Q: single-producer, single-consumer … can you design an efficient data structure to share data between them
Now I think we only have one shared mutable variable — the producer’s moving pointer. Interviewer hinted that all we need is for the producer to notify consumer where the new position of the moving pointer, in the data structure. Perhaps we don’t need lockfree. Volatile is probably sufficient.
Aha — If the consumer thread needs to wait (not busy-wait), then notification is the key, so condVar is more suitable than lockfree. I need to be more familiar, more fluent with the fundamental constructs (thread class, mutex+condVar)
I tend to think of that moving pointer as an integer.
I asked interviewer: are these concurrency knowledge and skills needed in your projects?
Interviewer: “Your CV mentioned these skills“. I believe interviewer implicitly answered NO. Standard practice of verifying/scrutinizing claims on CV !
–This OMS interviewer was trying to break the candidate…
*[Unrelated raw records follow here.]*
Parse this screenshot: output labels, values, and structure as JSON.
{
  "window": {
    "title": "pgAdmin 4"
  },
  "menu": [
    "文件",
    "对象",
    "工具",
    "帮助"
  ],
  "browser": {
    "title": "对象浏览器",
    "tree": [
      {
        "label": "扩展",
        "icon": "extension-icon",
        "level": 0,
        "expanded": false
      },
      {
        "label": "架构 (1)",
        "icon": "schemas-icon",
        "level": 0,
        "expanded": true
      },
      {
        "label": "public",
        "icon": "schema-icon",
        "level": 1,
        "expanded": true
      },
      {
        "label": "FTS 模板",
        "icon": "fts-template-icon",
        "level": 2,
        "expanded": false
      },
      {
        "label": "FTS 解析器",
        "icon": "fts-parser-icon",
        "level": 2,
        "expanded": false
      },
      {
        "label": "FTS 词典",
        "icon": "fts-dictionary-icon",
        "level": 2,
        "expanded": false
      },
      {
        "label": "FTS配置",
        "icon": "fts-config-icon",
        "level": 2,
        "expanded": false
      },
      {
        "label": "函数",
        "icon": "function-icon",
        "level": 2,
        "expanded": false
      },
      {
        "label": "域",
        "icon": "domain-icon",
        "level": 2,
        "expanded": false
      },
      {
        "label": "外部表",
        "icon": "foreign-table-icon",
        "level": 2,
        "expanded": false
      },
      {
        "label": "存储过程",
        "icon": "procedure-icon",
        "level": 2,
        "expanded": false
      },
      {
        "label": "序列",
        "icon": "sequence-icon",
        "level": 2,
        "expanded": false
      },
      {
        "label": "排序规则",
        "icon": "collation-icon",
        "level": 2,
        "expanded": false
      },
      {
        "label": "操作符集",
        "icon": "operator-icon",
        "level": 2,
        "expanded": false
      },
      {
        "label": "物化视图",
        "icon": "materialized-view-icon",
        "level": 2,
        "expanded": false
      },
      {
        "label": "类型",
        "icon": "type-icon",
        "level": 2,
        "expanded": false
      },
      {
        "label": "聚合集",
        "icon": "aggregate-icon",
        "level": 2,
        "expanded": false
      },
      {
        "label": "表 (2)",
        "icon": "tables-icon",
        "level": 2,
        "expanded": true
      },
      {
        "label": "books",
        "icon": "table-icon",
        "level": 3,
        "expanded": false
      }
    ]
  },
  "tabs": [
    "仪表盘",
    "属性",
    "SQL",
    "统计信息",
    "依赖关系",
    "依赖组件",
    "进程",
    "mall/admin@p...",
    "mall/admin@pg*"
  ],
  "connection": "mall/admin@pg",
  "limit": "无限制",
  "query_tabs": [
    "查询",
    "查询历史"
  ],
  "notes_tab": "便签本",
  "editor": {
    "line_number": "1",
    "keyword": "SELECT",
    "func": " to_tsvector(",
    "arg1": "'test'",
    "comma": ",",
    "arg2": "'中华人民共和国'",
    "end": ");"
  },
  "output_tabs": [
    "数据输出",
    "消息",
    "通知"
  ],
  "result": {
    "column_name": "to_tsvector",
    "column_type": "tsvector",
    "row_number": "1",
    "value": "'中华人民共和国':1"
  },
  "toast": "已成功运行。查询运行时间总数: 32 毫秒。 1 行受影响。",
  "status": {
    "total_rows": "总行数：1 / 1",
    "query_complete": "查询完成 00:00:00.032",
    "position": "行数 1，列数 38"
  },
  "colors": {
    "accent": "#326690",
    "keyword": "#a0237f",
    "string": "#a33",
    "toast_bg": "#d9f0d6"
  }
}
Q: describe CAS. I recalled the details in https://bintanvictor.wordpress.com/2018/04/05/cas-cpu-instruction-takes-3-inputs/..
Q: how many clock cycles for a CAS instruction?
See further details in toy^surgeon
Q: what’s your actual CAS usage in your project, not a textbook use case?
%%A: At citi-muni, I had two threads putting quotes on a lockfree queue or stack. Queue is natural. In hindsight, the stack can be useful — when readers want to process the latest quote first, LIFO.
Q: how would you design an order book, if you ignore your current system?
Q: why did you say array-based is faster than AVL?
%%A: most likely cache efficiency
Q: what’s the performance level of your order book? “I (the interviewer) would use array-based order book .. can easily achieve 1M msg/sec”
Q: what’s the disadvantage of an order book based on AVL tree?
— coding^QQ^non-tech questions
I think I did well on non-tech (A-) and coding (A), OK on QQ (B). With the non-technical, again, I feel interviewers can’t reach conclusions.
I believe the tough questions listed above are classic QQ i.e. theoretical knowledge not needed in real projects. Interviewers may consider it zbs but I would call it QQ.
Consistency and stability in high-end coreJava QQ topics — No real change since 2007
Do I look like Deepak? I think with algos I seldom feel fake and broken. As to the QQ topics if I am armed with a tidbit of c++ low-level knowledge then I can often defend myself, because on those questions, c++ is invariably more low-level than java. There are still some “weakness topics” where I may come across as … superficial+academic, like Deepak.
I generally concede to the interviewer, but not today during the “CAS justification” discussion.